In terms of our own relationship to arts and culture, you know, we’ve been doing this across the world for over 50 years. I think something like 53 million people have engaged in events or whatever that have been supported by BP over that time period. I think that’s just here in the UK actually. And it’s nothing more and nothing less than part of our commitment to give back. We operate as part of society, we operate as part of communities around the world and here in the UK. It’s a natural thing to want to give back, that’s what our people want who work for BP, who are good people that are trying to do the right thing, and they want us to give back just like we did, for example, during the pandemic where we have given free fuel to all the emergency services’ vehicles in Britain, both in the first lockdown and in this more recent lockdown.
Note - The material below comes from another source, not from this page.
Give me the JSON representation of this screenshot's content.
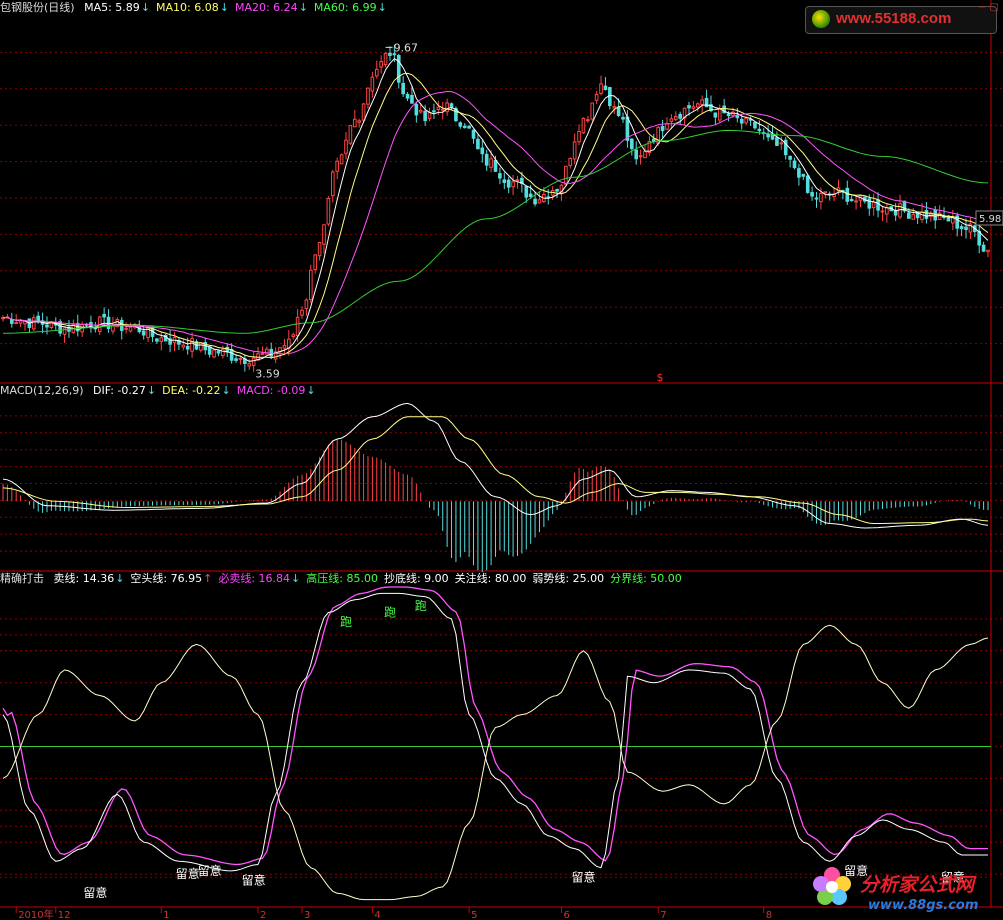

There’s nothing more to it than giving back. Now, clearly there are some who take a different view. From our perspective, our position has always been that the world is always going to do better with dialogue and engagement, that’s our view, others may have a different view, but that’s our view. So, therefore we want to continue to be involved in such things but of course we’re not the only party in those agreements. We’ll never, as you might imagine, impose ourselves on anybody but I’m proud of what the company has done over decades in the arts. There’s nothing more to it than us taking an opportunity to give back a little bit to society and we’ll continue to work with institutions in the future that want to work with us and that’s what we’d intend to do. But it’s part of a broader part of our agenda around being good members of society and trying to add a little bit to the communities in which we work. I hope that helps a little bit around the context on how we think about arts and culture.”